L’interpretazione freudiana del Pacini come Edipo robotico parrebbe quindi legittima, a patto però che sia una tra le molte possibili, perché il classico, diceva Calvino – e Cavazzoni, diciamocelo, a questo punto lo è – rivela continuamente qualcosa di inedito, spiazza, rilancia, non solo è diverso dagli altri, ma è diverso anche dal se stesso della lettura precedente e di quella successiva. Sarebbe allora più opportuno, di fronte all’immaginario cavazzoniano, rinunciare all’univoca montatura freudiana per indossare quella inclusiva e stroboscopica di Jung, fratello distante di Fellini, ingrediente segreto del suo cinema, almeno da Otto e mezzo in poi.

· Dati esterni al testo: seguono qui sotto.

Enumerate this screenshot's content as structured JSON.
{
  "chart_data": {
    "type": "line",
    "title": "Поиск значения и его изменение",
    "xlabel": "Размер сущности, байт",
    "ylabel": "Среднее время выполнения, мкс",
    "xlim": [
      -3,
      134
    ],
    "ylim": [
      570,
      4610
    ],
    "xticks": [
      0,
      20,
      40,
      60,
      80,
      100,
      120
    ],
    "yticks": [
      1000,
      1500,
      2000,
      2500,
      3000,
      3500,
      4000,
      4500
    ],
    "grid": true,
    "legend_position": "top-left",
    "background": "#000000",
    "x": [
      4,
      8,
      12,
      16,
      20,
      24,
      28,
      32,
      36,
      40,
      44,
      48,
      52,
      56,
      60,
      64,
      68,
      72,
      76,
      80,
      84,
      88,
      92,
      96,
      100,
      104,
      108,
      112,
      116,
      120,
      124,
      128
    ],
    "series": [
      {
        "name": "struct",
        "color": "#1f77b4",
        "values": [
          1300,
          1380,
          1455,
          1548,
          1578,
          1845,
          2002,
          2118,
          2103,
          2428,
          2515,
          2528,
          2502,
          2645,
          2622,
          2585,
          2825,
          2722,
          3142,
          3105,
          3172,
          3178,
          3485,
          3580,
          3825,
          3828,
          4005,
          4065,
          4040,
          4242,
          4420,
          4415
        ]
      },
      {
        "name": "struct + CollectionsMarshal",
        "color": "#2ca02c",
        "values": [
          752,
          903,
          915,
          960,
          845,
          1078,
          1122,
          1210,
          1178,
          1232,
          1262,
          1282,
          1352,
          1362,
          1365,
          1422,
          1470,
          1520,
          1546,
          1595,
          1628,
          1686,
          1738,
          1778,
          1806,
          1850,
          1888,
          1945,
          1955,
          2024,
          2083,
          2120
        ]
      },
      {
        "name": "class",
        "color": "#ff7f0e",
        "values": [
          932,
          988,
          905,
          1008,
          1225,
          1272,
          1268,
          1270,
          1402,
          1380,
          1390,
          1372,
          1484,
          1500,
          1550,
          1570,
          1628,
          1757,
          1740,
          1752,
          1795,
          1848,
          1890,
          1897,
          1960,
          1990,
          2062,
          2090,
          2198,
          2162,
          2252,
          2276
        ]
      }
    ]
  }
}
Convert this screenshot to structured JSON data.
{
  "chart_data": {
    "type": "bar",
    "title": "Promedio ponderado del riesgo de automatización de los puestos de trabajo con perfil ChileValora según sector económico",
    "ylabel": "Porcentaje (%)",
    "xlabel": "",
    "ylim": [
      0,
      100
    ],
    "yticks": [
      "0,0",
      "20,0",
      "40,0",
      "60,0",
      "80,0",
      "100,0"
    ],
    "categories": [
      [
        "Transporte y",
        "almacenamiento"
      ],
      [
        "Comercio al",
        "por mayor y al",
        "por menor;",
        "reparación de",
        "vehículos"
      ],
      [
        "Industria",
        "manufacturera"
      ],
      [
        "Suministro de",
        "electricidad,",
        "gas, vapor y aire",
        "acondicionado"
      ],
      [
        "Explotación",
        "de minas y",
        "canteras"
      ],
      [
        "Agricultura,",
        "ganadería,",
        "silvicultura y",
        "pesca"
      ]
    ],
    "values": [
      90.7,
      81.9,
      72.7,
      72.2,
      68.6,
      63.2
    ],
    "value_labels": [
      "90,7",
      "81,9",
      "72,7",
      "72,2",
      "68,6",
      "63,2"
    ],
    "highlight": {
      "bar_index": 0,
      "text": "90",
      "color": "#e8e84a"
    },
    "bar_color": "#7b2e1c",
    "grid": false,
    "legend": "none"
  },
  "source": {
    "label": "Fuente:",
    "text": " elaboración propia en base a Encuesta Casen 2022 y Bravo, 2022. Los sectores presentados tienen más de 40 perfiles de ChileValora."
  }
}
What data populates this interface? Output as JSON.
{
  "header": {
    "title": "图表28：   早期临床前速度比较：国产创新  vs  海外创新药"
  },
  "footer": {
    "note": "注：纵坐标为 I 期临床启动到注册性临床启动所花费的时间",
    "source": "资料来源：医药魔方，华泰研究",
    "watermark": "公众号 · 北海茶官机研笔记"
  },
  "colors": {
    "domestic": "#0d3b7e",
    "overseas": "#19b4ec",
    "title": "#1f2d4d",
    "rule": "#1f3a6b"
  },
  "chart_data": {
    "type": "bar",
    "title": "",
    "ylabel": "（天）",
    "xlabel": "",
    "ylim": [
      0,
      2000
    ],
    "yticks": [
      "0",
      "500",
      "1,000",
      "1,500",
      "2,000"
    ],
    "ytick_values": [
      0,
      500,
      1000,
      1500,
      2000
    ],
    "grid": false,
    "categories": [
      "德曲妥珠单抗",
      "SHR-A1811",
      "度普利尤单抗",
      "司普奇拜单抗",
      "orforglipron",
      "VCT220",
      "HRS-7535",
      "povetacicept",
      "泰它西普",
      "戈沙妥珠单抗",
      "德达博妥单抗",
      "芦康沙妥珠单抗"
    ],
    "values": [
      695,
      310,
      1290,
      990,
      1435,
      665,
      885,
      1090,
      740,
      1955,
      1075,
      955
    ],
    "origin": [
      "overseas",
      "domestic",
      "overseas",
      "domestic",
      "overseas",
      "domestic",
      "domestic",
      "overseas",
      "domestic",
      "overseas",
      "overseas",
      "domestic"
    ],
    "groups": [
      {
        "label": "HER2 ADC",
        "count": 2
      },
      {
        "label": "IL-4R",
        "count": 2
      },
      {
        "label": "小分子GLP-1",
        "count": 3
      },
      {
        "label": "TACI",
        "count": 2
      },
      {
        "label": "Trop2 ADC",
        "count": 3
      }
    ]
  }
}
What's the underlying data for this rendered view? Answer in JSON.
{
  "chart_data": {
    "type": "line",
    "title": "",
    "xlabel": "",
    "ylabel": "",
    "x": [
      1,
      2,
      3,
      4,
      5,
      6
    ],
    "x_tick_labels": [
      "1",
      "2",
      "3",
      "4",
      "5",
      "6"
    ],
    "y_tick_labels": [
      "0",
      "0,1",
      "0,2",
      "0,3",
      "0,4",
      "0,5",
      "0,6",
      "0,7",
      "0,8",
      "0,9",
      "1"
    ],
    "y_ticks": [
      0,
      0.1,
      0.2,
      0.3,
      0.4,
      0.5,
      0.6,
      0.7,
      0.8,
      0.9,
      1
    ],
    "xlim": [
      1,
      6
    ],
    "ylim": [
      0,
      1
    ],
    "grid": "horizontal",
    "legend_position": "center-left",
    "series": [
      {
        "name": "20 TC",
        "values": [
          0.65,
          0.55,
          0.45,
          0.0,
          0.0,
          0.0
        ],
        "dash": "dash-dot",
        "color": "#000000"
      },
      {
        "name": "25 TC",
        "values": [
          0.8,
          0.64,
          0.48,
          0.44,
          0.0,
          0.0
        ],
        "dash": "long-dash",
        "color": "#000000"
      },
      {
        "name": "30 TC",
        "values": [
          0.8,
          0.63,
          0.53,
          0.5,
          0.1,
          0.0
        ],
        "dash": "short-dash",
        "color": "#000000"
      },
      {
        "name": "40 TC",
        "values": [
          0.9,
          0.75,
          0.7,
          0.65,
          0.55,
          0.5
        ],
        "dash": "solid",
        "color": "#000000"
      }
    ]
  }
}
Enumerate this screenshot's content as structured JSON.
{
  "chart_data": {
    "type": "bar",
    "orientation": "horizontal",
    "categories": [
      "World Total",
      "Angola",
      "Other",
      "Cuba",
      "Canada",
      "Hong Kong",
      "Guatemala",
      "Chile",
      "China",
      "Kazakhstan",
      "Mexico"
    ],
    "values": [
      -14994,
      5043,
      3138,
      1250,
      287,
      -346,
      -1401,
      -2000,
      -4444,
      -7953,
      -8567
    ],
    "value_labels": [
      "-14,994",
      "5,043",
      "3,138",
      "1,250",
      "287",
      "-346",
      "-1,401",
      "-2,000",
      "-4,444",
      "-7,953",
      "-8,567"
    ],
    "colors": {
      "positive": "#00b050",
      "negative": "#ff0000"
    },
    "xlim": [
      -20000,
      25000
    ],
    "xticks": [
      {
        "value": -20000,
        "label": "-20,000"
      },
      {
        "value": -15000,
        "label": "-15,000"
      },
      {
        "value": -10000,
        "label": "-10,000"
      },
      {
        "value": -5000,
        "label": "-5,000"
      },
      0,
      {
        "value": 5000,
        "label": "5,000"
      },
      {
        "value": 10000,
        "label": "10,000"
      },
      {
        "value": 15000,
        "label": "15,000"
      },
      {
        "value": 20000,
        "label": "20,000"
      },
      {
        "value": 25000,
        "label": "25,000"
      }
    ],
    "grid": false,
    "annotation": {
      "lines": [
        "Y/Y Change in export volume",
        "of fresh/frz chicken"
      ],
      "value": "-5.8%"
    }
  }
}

La letteratura di Cavazzoni, come i grandi cosmi onirici di Jung e Fellini, sospende le dicotomie tra vero e falso, prima e dopo, follia e sanità mentale, fisico e metafisico, significato e significante, realtà e invenzione. Il sogno della sua letteratura esiste e funziona anche se non lo si interpreta, ogni interpretazione è una limitazione. Il suo linguaggio non definisce, ma cortocircuita, e forse, leggendo le opere di Cavazzoni, dovremmo ripeterci quello che Jung, dopo aver tradito il maestro viennese, si rispondeva, interrogando amleticamente le proprie carte: «Ma questa è o non è scienza?» E subito, ridendo: «Questa è arte!»